SULTAN — In the annals of local larceny, this one ranks among the low, perhaps on the same level as stealing urns from grave sites or bells from churches.

Sometime between Tuesday night and Wednesday morning, someone drove off with the delivery truck belonging to the Sultan Food Bank.

The box truck is used to bring food to town for the needy. In any given month, food is provided to more than 400 households in Sultan, Startup, Gold Bar, Index and Skykomish.

“My worst fear just came true,” said Calei Vaughn, who was raised in the Skykomish Valley and serves as director of the Volunteers of America in Sultan.

Vaughn and her fellow employees had a sinking feeling when they arrived at work on Wednesday morning.

Somebody had broken into the building. The truck also was gone. They knew it was too early for volunteers to make their rounds to pick up donations.

“People have the common misperception that it’s a business and this won’t hurt them,” Vaughn said. “We are a nonprofit and it hurts.”

Surveillance footage might prove helpful.

“We do know there was someone who shouldn’t have been there at 3:45 yesterday morning,” Vaughn said Thursday.

She expected the white truck to turn up the same day. It’s like a big rolling billboard with the words “Sultan Food Bank” and “Serving Upper Sky Valley” and “Volunteers of America” in bold blue letters on the side of the truck. There also is a phone number.

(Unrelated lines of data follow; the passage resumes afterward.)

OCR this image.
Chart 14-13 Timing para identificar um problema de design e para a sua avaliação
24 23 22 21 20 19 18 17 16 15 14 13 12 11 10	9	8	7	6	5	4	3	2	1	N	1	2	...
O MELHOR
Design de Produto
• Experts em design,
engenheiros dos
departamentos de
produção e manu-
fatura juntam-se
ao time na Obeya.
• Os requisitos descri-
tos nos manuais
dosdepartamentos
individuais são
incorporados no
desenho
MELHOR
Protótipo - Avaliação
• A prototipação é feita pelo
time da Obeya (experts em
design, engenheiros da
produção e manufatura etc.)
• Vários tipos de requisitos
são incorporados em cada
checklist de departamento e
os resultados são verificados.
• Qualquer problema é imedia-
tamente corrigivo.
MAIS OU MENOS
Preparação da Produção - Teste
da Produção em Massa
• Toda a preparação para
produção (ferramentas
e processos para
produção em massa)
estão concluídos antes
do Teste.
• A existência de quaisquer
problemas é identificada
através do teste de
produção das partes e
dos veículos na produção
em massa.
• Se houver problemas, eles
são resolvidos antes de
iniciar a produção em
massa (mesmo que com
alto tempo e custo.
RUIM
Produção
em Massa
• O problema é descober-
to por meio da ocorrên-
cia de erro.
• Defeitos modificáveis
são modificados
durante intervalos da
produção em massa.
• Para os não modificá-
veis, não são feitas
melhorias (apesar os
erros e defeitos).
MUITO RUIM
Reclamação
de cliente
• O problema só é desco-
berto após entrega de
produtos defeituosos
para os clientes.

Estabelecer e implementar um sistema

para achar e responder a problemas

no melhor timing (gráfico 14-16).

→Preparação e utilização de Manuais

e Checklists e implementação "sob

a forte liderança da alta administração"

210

Vaughn said the 2003 truck is getting old and the food bank had been exploring lease options. The truck covers a wide territory, stopping to glean at supermarkets across Snohomish County and crossing into King County.

The problem is, the food bank is on a shoe-string budget and needs time to find an affordable long-term solution.

“We needed a little more time to put a transition into place,” Vaughn said. “Now we just don’t have the time or the money.”

The Volunteers of America distribution center in Everett has offered up a truck in the interim. The Skykomish Valley Food Bank and Town of Skykomish have made similar gestures.

“Our neighbors have really stepped up,” Vaughn said.

It is not clear how thieves got inside the building. There were no obvious signs of a break-in.

Sultan police took a burglary report Wednesday morning.

The food bank manager reported that a laptop computer as well as two sets of car keys had been stolen from the office and the truck was missing. It had been parked in a locked fenced yard that is shared with the City of Sultan Public Works Department. There is a sensor on the inside gate that opens for vehicles leaving the yard.

The last volunteer to use the truck reported it had been there when he left around 7:30 p.m. Tuesday.

Burglars also hit the food bank in the spring. At the time, keys to two vehicles were stolen as were keys to the building. Locks were changed to the vehicles and to the building.

The food bank is at 703 1st St. It’s open from 5 to 7 p.m. Tuesdays and from 9:30 a.m. to noon on Fridays.

The greatest needs at the moment are for volunteers, particularly from in and around Everett, to drive the truck that’s being loaned out of Everett, Vaughn said. Right now, people from the Sky Valley would have to drive to Everett to borrow a truck, pick up the groceries, drive them to Sultan, drive the truck back to Everett and then head back to the valley.

Someone living in Everett could simply pick up the truck, make the rounds, drop the goods off in Sultan and return the truck to the distribution center, she said.